Horstmar
„Sanitäter vor Ort“ retten Leben

Horstmar -

„Sanitäter vor Ort“ gibt es ab Anfang 2017 auch in der Burgmannsstadt.

Mittwoch, 26.10.2016, 15:10 Uhr

Bürgermeister Robert Wenking versprach die Initiative „Sanitäter vor Ort“ zu unterstützen. Zudem warb er um Helfer, die sich daran beteiligen.  
Bürgermeister Robert Wenking versprach die Initiative „Sanitäter vor Ort“ zu unterstützen. Zudem warb er um Helfer, die sich daran beteiligen.  

Der DRK-Ortsverein Horstmar wird zu Beginn des neuen Jahres den „Sanitäter vor Ort“ installieren. Das war das Ergebnis eines Informationsabends , zu dem DRK-Vorsitzender Heinz Lölfing zahlreiche Interessenten im Horstmarer Feuerwehrgerätehaus begrüßen konnte. Dazu gehörte auch Bürgermeister Robert Wenking , der diese Idee lobte und breite Unterstützung – auch in finanzieller Hinsicht – der Stadt ankündigte.„Wir brauchen immer mehr hilfsbereite Menschen, wenn es um die Rettung von Menschenleben handelt. Daher freue ich mich über die vom heutigen Abend ausgehende Initialzündung für den Sanitäter vor Ort“, erklärte der Bürgermeister.

Eine Arbeitsgruppe, zu der Norbert Hüsing, Tim Voges, Martin Voges , Dr. Christian Deiters, Jörg Waltersmann, Holger Brüggemann, Thomas Sandmann und Heinz Lölfing gehören, hatte bereits Kontakte mit dem Ordnungsamt des Kreises Steinfurt und der Leitstelle. Wehrführer Willi Homann zeigte sich zur Zusammenarbeit bereit.

Anschaulich verdeutlichte Martin Voges an Hand einer Power-Point-Präsentation die Zielsetzung des „Sanitäters vor Ort“. Es handele sich um eine mindestens in erweiterter Erste Hilfe und in der Regel grundlegend sanitäts- und rettungsdienstlich ausgebildete Person. Die Ausbildung umfasse 60 Stunden mit anschließender Prüfung. Diese sei erforderlich, da es sich um einen Dienst am Menschen handele. Der Helfer solle in Notfällen die Zeit bis zum Eintreffen des Rettungsdienstes mit qualifizierten medizinischen Maßnahmen überbrücken.
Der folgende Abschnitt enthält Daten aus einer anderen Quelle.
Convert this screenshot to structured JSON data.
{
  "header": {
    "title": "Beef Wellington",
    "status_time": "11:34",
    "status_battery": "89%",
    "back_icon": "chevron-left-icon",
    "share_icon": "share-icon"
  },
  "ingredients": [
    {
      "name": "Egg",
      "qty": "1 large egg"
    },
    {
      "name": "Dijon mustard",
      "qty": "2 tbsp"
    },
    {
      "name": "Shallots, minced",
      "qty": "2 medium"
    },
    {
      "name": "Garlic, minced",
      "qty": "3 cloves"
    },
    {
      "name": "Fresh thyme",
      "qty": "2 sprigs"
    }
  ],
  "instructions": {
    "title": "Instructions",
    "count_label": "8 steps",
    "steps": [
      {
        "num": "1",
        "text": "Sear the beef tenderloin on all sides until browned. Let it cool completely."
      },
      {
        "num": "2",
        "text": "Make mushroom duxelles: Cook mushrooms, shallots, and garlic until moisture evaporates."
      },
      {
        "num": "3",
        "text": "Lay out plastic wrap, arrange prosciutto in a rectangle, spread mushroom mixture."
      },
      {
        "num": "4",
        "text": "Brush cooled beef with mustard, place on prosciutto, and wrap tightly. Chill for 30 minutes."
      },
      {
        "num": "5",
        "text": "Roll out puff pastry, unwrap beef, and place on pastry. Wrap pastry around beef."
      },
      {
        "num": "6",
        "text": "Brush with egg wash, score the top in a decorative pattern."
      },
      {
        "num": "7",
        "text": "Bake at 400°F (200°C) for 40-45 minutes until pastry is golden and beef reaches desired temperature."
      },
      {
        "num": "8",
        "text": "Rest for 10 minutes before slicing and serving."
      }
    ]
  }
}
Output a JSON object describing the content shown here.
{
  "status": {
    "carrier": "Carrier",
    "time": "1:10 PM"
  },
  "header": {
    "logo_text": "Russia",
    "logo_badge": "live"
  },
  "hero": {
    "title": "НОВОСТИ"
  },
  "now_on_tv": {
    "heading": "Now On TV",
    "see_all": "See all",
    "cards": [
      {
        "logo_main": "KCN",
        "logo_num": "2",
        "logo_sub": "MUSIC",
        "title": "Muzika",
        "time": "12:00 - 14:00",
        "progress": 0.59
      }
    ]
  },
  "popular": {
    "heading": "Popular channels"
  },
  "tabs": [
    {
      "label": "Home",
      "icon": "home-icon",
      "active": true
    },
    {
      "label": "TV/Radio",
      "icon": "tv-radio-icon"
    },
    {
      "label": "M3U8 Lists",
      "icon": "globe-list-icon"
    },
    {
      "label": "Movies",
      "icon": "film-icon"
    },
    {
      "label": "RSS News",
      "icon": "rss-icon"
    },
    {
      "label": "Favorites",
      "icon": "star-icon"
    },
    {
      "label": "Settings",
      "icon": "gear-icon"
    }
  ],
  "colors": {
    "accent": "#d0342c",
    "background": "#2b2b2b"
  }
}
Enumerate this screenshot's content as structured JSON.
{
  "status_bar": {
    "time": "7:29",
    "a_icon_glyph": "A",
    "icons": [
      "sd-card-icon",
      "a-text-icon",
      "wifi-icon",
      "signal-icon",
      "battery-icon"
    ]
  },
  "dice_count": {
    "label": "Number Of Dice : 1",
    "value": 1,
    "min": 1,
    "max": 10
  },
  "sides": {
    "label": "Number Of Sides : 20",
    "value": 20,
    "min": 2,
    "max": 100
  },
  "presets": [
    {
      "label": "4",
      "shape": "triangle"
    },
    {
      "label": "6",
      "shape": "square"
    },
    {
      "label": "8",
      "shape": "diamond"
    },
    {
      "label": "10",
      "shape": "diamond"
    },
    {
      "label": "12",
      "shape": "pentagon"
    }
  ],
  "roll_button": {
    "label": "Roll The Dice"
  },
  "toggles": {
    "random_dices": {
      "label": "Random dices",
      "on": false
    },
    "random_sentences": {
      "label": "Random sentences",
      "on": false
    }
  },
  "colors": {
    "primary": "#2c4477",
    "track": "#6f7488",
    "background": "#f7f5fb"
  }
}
Je schneller diese durchgeführt werde, um so günstiger sei der Heilungsverlauf und umso kürzer im Durchschnitt die nachfolgend notwendige Behandlungszeit.

Man gehe davon aus, dass mit jeder Minute, in der ein Kreislaufstillstand nicht mit einer Herz-Lungen-Wiederbelebung behandelt werde, die Chancen für eine erfolgreiche Genesung um zehn Prozent sinke. Bereits nach sechs bis acht Minuten fehlender Sauerstoffversorgung träten irreversible Schäden am Hirn auf. Da bereits das Absetzen des Notrufes und die Disponierung in der Rettungsleitstelle zwei Minuten in Anspruch nehme und zuzüglich die Hilfsfrist bis zu zwölf Minuten und länger betragen könne, erreichten die Einsatzkräfte des Rettungswagens möglicherweise erst nach 14 Minuten den Patienten. Hier soll der Sanitäter, der vor Ort lebt, ergänzend innerhalb des Ablaufs der Hilfsmaßnahmen in Notfällen tätig werden. Keinesfalls wolle man eine Konkurrenz zu den bereits bestehenden Strukturen des öffentlichen Rettungsdienstes sein.

Zur Zeit gibt es im Ortsverein Horstmar acht Interessenten zum „Sanitäter vor Ort“. Gedacht ist zunächst an einen Einsatz im Horstmarer Stadtgebiet. Bei genügender Bereitschaft Leerer Bürger könne das Angebot auch auf diesen Ortsteil ausgedehnt werden, erhielt Ralf Arning als Antwort auf eine entsprechende Nachfrage. Daher der Apell von Heinz Lölfing und Bürgermeister Robert Wenking: „Wer anderen helfen will, älter als 18 Jahre ist, die Bereitschaft zur Ausbildung und Fortbildung erklärt und die geistige, körperliche und gesundheitliche Eignung besitzt, ist jederzeit herzlich willkommen.“

Eine anzustrebende Helferstärke von wenigstens zwölf Personen für den Ortsteil Horstmar sei erstrebenswert.